Esper further drew a line between the Pentagon and many conservative voices calling on Trump to flood the streets of Washington with active duty troops. “The option to use active-duty forces in a law enforcement role should only be used as a matter of last resort,” Esper said, “and only in the most urgent and dire situations. We are not in one of those situations right now.”
Esper was challenged on a number of issues relating to the president’s surprise photo-op in front of St. John’s Church, one block from the White House, with most of his Cabinet, including Esper and Chairman of the Joint Chiefs Gen. Mark Milley, in tow.
Esper and Milley’s presence at such an overtly political event drew fire from civilians and several recently retired generals, compounding the harsh criticism that followed remarks Esper made earlier in the day comparing US cities to a battlefield.
Esper explained that he tries to stay out of events that “appear political,” in keeping with the apolitical tradition of the US military that leaders hold dear.
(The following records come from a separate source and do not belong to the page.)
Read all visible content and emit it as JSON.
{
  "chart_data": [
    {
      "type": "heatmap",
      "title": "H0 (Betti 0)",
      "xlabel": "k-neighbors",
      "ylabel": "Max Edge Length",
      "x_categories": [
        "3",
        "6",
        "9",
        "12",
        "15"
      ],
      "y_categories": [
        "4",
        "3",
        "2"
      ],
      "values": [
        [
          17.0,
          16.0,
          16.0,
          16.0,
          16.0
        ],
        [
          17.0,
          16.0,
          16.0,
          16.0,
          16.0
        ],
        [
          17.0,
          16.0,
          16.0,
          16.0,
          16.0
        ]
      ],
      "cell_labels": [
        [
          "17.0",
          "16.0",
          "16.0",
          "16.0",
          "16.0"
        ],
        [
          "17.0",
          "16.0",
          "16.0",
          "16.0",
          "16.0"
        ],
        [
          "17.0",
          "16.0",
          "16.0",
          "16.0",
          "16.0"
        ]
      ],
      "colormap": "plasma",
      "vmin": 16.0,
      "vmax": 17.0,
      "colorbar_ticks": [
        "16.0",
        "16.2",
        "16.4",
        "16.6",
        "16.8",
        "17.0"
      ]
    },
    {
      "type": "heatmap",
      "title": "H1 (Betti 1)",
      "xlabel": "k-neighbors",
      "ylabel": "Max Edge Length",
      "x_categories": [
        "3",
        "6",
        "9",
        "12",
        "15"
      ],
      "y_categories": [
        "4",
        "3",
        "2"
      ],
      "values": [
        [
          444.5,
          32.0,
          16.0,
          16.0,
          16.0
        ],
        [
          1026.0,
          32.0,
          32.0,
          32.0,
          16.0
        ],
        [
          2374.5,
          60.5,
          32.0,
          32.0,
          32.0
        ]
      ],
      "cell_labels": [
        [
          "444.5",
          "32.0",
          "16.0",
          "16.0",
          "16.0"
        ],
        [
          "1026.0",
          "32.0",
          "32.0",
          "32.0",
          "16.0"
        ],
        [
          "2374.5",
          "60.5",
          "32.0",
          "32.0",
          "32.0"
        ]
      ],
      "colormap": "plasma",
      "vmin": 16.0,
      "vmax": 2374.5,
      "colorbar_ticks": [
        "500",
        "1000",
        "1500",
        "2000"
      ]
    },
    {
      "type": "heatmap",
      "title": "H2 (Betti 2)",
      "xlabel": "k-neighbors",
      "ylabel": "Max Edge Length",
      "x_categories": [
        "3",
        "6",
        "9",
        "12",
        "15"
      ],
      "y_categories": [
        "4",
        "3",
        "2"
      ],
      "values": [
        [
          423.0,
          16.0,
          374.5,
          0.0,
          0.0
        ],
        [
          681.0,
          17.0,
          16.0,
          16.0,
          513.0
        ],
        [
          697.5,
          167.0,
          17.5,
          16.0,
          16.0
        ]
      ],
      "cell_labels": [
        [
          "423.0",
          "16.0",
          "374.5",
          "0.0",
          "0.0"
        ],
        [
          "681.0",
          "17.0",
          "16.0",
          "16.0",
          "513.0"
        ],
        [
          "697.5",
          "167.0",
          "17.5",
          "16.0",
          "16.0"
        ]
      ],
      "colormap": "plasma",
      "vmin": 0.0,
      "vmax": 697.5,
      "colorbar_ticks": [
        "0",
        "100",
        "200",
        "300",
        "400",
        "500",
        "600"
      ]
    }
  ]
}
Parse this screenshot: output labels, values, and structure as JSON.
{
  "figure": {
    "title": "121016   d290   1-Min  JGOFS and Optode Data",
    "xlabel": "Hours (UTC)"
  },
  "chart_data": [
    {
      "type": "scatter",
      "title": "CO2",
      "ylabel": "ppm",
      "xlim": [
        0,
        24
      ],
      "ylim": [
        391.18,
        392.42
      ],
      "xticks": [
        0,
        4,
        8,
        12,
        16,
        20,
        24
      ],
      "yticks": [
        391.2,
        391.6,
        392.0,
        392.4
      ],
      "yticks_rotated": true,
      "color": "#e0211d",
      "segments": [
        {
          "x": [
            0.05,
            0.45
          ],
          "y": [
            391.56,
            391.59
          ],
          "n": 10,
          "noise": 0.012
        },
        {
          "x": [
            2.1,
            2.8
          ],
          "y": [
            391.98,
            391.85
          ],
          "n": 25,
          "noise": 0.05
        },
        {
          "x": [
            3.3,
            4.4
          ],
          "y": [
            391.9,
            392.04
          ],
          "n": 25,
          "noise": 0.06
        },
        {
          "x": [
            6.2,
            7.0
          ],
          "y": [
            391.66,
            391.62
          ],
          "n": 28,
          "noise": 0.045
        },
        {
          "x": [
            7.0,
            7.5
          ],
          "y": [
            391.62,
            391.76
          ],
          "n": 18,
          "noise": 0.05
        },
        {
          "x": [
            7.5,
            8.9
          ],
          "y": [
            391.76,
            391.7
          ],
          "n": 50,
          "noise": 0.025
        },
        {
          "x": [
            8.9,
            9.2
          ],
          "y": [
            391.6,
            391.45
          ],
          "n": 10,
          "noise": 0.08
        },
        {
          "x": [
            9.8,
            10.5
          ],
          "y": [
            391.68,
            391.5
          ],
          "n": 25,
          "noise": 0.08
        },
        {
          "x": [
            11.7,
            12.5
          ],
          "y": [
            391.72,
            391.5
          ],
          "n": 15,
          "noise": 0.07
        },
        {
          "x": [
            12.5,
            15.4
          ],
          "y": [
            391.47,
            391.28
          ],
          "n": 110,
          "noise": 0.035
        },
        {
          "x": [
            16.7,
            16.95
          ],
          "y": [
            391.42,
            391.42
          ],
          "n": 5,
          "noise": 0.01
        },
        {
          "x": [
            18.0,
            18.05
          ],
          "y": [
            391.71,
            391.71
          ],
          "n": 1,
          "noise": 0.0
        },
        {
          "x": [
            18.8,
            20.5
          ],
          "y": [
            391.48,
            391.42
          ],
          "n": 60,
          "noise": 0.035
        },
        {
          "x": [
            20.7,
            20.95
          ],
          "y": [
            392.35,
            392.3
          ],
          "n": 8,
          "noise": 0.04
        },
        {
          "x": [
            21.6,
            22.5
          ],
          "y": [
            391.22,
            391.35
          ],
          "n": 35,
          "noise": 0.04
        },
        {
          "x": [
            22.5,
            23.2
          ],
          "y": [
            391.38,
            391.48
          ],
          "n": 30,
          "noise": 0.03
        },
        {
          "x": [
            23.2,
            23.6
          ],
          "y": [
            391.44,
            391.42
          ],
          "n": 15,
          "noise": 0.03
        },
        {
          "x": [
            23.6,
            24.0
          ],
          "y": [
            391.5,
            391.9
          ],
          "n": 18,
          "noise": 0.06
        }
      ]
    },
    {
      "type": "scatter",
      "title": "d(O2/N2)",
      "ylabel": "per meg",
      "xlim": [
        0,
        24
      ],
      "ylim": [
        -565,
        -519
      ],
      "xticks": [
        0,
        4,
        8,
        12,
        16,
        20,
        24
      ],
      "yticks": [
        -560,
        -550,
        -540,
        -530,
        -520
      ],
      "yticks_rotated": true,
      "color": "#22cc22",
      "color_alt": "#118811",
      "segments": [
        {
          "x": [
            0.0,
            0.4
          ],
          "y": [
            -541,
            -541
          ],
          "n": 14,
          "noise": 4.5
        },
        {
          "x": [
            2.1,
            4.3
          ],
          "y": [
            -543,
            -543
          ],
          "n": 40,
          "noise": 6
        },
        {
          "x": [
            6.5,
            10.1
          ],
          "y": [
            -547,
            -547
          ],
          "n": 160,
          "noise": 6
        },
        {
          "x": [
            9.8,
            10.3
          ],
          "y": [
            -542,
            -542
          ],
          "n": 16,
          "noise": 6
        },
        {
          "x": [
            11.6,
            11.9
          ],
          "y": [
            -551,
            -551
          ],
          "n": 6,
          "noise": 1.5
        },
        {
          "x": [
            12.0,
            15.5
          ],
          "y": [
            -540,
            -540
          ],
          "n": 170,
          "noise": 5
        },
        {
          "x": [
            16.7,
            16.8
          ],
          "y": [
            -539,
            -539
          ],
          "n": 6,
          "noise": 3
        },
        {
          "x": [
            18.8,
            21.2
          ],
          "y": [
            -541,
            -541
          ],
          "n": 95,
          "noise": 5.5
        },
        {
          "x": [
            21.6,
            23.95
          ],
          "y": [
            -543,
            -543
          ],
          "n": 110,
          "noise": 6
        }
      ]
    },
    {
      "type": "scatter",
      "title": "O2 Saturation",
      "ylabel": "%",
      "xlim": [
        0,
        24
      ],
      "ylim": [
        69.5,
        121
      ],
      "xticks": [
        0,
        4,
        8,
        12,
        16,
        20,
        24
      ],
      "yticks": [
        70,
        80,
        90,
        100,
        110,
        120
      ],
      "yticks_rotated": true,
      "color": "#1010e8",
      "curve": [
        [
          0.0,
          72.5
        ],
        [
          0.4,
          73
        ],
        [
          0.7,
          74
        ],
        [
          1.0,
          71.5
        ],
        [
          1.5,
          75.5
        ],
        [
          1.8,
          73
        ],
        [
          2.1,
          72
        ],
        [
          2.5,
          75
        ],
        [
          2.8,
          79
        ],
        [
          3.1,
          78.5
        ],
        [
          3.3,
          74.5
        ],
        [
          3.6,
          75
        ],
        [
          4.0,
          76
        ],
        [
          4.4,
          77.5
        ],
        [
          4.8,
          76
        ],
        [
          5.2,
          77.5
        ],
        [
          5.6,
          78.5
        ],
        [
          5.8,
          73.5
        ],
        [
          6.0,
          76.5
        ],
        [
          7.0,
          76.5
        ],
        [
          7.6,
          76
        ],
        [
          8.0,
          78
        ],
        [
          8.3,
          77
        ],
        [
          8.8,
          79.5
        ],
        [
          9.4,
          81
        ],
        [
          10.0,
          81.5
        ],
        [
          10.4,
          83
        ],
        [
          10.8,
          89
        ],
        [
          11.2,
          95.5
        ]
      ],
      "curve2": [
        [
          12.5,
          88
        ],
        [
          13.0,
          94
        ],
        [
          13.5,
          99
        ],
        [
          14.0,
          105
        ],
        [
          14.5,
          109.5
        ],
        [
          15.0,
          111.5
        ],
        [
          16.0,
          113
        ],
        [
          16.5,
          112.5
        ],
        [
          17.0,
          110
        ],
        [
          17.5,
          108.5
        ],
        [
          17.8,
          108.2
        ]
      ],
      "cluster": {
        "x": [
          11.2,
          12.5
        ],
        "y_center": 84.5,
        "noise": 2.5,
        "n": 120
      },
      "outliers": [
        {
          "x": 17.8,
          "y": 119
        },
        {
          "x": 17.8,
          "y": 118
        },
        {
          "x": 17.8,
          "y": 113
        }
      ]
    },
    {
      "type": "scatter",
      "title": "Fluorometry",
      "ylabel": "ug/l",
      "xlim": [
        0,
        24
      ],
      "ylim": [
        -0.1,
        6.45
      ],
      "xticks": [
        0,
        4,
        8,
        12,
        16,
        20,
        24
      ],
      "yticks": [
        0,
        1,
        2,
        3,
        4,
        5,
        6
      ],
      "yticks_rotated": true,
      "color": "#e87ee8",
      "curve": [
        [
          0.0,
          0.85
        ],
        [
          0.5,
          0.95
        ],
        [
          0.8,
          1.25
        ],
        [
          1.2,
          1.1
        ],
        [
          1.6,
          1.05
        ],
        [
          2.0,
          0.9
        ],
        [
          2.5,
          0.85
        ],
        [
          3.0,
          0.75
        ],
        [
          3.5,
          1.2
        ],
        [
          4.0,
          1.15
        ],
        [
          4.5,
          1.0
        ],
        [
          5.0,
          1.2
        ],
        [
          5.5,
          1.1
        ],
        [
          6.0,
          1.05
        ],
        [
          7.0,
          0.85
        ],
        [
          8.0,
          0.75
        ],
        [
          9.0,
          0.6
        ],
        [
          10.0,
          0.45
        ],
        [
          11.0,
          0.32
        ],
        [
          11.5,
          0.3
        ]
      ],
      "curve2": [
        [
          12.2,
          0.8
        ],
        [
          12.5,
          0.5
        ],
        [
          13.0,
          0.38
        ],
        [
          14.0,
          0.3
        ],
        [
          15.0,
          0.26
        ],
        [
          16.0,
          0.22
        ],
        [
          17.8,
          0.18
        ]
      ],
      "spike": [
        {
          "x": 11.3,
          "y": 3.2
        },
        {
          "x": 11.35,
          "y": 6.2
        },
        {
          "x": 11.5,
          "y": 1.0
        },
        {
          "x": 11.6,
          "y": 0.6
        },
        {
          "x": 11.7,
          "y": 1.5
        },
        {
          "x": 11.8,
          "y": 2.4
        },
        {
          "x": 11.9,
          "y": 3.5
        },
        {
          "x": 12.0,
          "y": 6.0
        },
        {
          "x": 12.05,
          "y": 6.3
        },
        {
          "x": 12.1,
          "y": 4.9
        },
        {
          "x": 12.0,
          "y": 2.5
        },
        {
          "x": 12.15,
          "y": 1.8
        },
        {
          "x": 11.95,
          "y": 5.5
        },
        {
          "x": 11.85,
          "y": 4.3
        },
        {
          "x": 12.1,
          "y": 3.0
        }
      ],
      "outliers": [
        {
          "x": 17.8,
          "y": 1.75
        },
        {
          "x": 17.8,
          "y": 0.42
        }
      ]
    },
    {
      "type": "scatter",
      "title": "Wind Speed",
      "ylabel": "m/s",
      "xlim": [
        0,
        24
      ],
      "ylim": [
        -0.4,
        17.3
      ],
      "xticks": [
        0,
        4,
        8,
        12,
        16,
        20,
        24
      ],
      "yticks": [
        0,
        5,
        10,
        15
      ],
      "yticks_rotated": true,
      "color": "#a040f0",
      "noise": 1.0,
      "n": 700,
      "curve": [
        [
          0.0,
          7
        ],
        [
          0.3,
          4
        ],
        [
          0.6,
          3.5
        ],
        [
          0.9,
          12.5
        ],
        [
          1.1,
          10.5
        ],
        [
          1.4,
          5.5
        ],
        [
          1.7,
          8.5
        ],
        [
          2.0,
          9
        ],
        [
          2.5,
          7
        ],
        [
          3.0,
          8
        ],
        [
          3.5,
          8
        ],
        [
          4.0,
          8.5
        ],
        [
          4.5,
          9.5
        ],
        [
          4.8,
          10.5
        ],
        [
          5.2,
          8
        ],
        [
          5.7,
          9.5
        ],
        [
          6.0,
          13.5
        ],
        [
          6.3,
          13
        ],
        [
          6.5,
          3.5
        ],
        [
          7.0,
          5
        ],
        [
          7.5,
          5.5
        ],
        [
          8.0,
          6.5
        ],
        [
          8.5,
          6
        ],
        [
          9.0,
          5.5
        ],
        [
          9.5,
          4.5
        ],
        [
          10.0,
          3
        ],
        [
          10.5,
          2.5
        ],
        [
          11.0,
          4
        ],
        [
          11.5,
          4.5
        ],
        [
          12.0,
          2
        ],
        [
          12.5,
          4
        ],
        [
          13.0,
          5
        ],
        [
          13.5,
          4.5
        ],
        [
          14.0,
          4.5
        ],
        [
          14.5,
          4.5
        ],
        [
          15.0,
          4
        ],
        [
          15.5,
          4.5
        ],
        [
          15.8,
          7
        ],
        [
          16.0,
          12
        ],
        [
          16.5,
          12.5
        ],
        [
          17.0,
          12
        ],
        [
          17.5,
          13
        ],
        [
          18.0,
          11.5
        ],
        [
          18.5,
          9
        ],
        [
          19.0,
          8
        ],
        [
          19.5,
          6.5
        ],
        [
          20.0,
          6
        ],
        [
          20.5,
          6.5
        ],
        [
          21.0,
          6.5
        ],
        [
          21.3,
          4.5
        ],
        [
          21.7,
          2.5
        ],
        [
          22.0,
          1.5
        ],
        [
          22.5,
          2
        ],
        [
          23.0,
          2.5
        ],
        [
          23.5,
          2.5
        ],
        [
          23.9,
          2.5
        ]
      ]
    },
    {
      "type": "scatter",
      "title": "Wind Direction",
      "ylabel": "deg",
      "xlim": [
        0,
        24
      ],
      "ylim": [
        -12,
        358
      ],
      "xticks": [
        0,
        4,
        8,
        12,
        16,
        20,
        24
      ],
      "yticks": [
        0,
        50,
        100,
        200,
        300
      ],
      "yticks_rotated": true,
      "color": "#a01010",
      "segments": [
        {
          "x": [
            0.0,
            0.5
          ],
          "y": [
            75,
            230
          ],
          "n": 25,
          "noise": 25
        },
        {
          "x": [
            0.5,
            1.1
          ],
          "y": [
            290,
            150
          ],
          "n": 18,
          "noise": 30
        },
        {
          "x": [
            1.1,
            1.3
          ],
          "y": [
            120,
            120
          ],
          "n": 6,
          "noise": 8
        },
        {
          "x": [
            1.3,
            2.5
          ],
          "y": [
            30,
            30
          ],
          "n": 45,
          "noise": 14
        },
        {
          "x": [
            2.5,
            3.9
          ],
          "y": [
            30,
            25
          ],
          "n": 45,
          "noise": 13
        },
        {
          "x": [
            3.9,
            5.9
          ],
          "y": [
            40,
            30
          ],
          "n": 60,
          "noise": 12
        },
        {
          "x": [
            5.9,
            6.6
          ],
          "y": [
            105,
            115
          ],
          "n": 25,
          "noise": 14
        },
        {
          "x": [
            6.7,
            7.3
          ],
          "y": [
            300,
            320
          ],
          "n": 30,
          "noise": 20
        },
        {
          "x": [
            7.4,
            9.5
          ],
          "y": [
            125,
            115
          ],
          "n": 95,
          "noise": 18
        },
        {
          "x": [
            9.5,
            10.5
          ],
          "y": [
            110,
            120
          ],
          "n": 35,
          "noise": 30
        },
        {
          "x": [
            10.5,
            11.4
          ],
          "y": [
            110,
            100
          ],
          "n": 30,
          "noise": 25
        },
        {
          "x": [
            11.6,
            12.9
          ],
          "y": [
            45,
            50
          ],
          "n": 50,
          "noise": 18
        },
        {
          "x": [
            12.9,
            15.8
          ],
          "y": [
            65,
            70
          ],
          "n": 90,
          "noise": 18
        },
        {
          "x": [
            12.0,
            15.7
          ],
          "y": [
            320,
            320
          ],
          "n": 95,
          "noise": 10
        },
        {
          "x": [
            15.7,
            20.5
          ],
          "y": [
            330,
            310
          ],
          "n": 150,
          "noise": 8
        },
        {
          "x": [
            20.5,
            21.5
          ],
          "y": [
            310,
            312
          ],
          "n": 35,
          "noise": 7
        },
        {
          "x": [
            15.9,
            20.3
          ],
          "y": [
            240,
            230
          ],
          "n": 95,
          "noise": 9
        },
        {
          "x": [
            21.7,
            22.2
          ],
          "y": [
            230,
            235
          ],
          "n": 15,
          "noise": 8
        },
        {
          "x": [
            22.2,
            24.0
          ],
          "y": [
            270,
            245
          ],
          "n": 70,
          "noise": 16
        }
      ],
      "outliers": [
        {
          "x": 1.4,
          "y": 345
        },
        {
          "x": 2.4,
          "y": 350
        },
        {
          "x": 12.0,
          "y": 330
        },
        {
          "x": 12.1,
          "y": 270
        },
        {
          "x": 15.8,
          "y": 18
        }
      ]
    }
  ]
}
But he conceded today that “sometimes I’m successful at doing that and sometimes I’m not as successful.”
Perhaps the sharpest reaction to Esper’s appearance at the Church of the Presidents came from former defense policy undersecretary Jim Miller, who took to the pages of the Washington Post to tender his resignation from the Defense Science Board:
“When I joined the Board in early 2014, after leaving government service as Under Secretary of Defense for Policy, I again swore an oath of office, one familiar to you, that includes the commitment to “support and defend the Constitution of the United States . . . and to bear true faith and allegiance to the same.”
“You recited that same oath on July 23, 2019, when you were sworn in as Secretary of Defense. On Monday, June 1, 2020, I believe that you violated that oath.”
Miller ended his letter with this sobering quote: “The sanctity of the U.S. Constitution, and the lives of Americans, may depend on your choices.”
Esper also claimed ignorance over the violent clearing of peaceful protesters in the president’s path minutes before striding out of the White House, and for the staged pictures in front of the church in which Trump brandished a Bible.
“I did know we were going to the church,” Esper said. “I did not know a photo op was happening. … I do everything I can to try to stay apolitical and to try and stay out of situations that may appear political.”
That contradicted comments Esper made to NBC News just the night before, where he said “I didn’t know where I was going,” be he “wanted to see how much damage actually happened” to Lafayette Park.
Former NSA and CIA director Mike Hayden said on CNN this afternoon that Esper should resign. He also criticized Milley with Trump wearing his combat uniform.
For the moment, Esper appears to have the reigns at the Pentagon, even as word started to spread Wednesday afternoon that the White House was unhappy with his performance in the NBC interview and at the podium. White House spokesperson Kayleigh McEnany offered tepid support for the SecDef when asked at a mid-afternoon press briefing, confirming “as of right now Secretary Esper is still Secretary Esper.” (D.N.).